Grêmio consegue substituir horas extras de nutricionista por adicional de viagem
Resumo:
A 1ª Turma do TST retirou a condenação que obrigava o Grêmio a pagar horas extras a uma ex-nutricionista do clube.
A decisão validou uma norma coletiva que substituía o pagamento de horas extras por um adicional de viagem de 50% sobre o salário-dia.
Para fundamentar a decisão, os ministros aplicaram a jurisprudência do STF, que admite a flexibilização de direitos trabalhistas disponíveis.
14/8/2026 - A Primeira Turma do Tribunal Superior do Trabalho isentou o Grêmio Foot Ball Porto Alegrense de pagar horas extras a uma nutricionista no período em que a norma coletiva substituiu a parcela por um adicional de viagem. Para o colegiado, o acordo coletivo é válido, porque o direito negociado no caso não é indisponível.

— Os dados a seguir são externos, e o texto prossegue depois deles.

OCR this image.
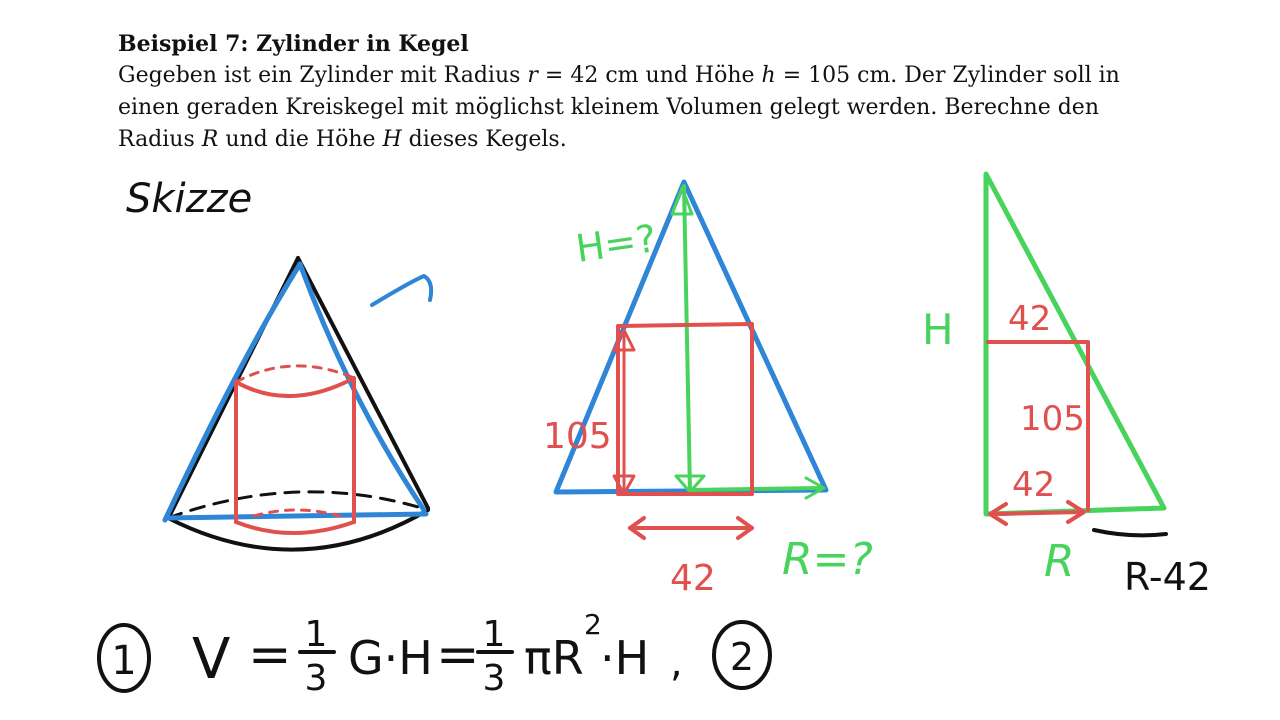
Beispiel 7: Zylinder in Kegel
Gegeben ist ein Zylinder mit Radius r = 42 cm und Höhe h = 105 cm. Der Zylinder soll in einen geraden Kreiskegel mit möglichst kleinem Volumen gelegt werden. Berechne den Radius R und die Höhe H dieses Kegels.
Skizze
H=?
105
42 R=?
H 42
105
42
R R-42
1 V = 1
3 G·H = 1
3 πR
2
·H , 2
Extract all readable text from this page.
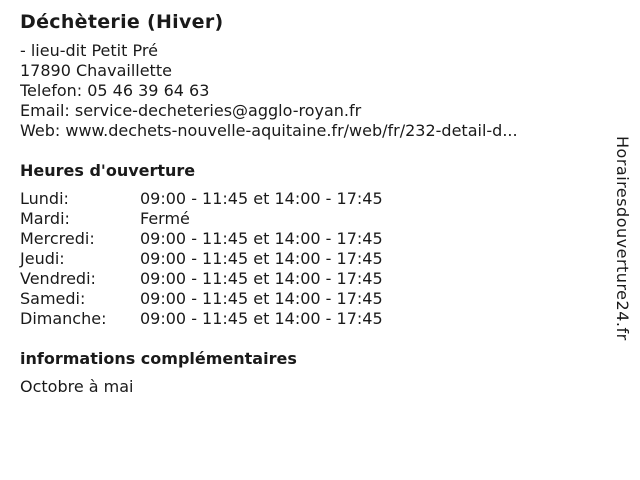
Déchèterie (Hiver)
- lieu-dit Petit Pré
17890 Chavaillette
Telefon: 05 46 39 64 63
Email: service-decheteries@agglo-royan.fr
Web: www.dechets-nouvelle-aquitaine.fr/web/fr/232-detail-d...
Heures d'ouverture
Lundi:	09:00 - 11:45 et 14:00 - 17:45
Mardi:	Fermé
Mercredi:	09:00 - 11:45 et 14:00 - 17:45
Jeudi:	09:00 - 11:45 et 14:00 - 17:45
Vendredi:	09:00 - 11:45 et 14:00 - 17:45
Samedi:	09:00 - 11:45 et 14:00 - 17:45
Dimanche:	09:00 - 11:45 et 14:00 - 17:45
informations complémentaires
Octobre à mai
Horairesdouverture24.fr
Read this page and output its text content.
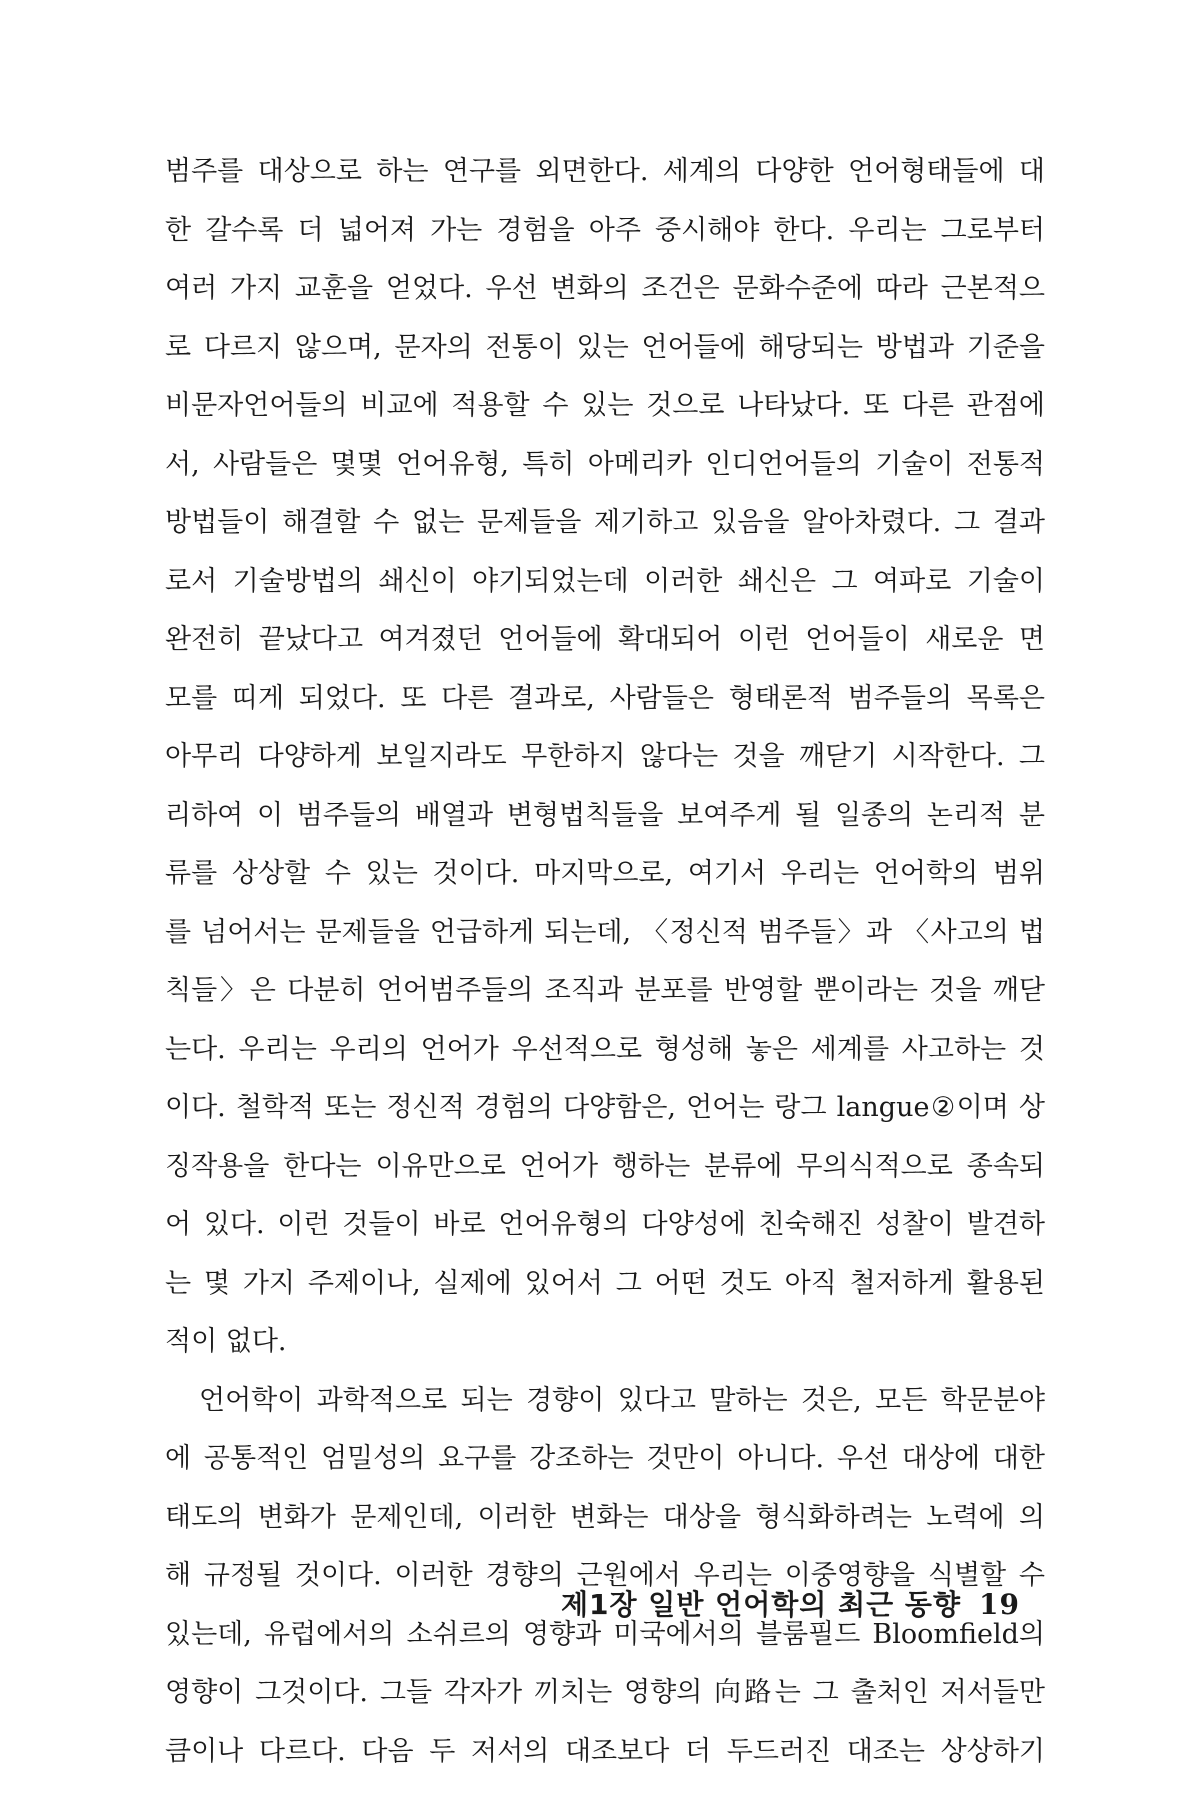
범주를 대상으로 하는 연구를 외면한다. 세계의 다양한 언어형태들에 대
한 갈수록 더 넓어져 가는 경험을 아주 중시해야 한다. 우리는 그로부터
여러 가지 교훈을 얻었다. 우선 변화의 조건은 문화수준에 따라 근본적으
로 다르지 않으며, 문자의 전통이 있는 언어들에 해당되는 방법과 기준을
비문자언어들의 비교에 적용할 수 있는 것으로 나타났다. 또 다른 관점에
서, 사람들은 몇몇 언어유형, 특히 아메리카 인디언어들의 기술이 전통적
방법들이 해결할 수 없는 문제들을 제기하고 있음을 알아차렸다. 그 결과
로서 기술방법의 쇄신이 야기되었는데 이러한 쇄신은 그 여파로 기술이
완전히 끝났다고 여겨졌던 언어들에 확대되어 이런 언어들이 새로운 면
모를 띠게 되었다. 또 다른 결과로, 사람들은 형태론적 범주들의 목록은
아무리 다양하게 보일지라도 무한하지 않다는 것을 깨닫기 시작한다. 그
리하여 이 범주들의 배열과 변형법칙들을 보여주게 될 일종의 논리적 분
류를 상상할 수 있는 것이다. 마지막으로, 여기서 우리는 언어학의 범위
를 넘어서는 문제들을 언급하게 되는데, 〈정신적 범주들〉과 〈사고의 법
칙들〉은 다분히 언어범주들의 조직과 분포를 반영할 뿐이라는 것을 깨닫
는다. 우리는 우리의 언어가 우선적으로 형성해 놓은 세계를 사고하는 것
이다. 철학적 또는 정신적 경험의 다양함은, 언어는 랑그 langue②이며 상
징작용을 한다는 이유만으로 언어가 행하는 분류에 무의식적으로 종속되
어 있다. 이런 것들이 바로 언어유형의 다양성에 친숙해진 성찰이 발견하
는 몇 가지 주제이나, 실제에 있어서 그 어떤 것도 아직 철저하게 활용된
적이 없다.
언어학이 과학적으로 되는 경향이 있다고 말하는 것은, 모든 학문분야
에 공통적인 엄밀성의 요구를 강조하는 것만이 아니다. 우선 대상에 대한
태도의 변화가 문제인데, 이러한 변화는 대상을 형식화하려는 노력에 의
해 규정될 것이다. 이러한 경향의 근원에서 우리는 이중영향을 식별할 수
있는데, 유럽에서의 소쉬르의 영향과 미국에서의 블룸필드 Bloomfield의
영향이 그것이다. 그들 각자가 끼치는 영향의 向路는 그 출처인 저서들만
큼이나 다르다. 다음 두 저서의 대조보다 더 두드러진 대조는 상상하기
제1장 일반 언어학의 최근 동향 19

Profissional acompanhava o time em viagens
A nutricionista trabalhou no Grêmio de novembro de 2011 a janeiro de 2020. A partir de 2013, começou a acompanhar o time profissional em viagens. Ela relatou que atuava além da jornada comum nas outras cidades, mas sem receber o pagamento de horas extras. Por exemplo, em 16 de julho de 2016, na cidade de Recife (PE), trabalhou para o jantar dos atletas, servido da 0h10 à 0h45, e também das 7h às 23h para preparar e servir todas as refeições aos jogadores. O jogo contra o Sport Club do Recife ocorreu no dia seguinte.
Norma coletiva substitui horas extras por adicional de viagem
O Grêmio alegou que o acordo coletivo assinado com o Sindicato dos Empregados em Clubes Esportivos e em Federações no Estado do Rio Grande do Sul, vigente na época, substituía as horas extras pelo adicional de viagem. Segundo a cláusula, os empregados em viagem de serviço dentro do território nacional ou em regime de concentração, sempre que houvesse necessidade de pernoitar, receberiam 50% do salário-dia a cada dia de permanência, além do salário normal, a título de compensação pelas horas extras e pelo adicional noturno.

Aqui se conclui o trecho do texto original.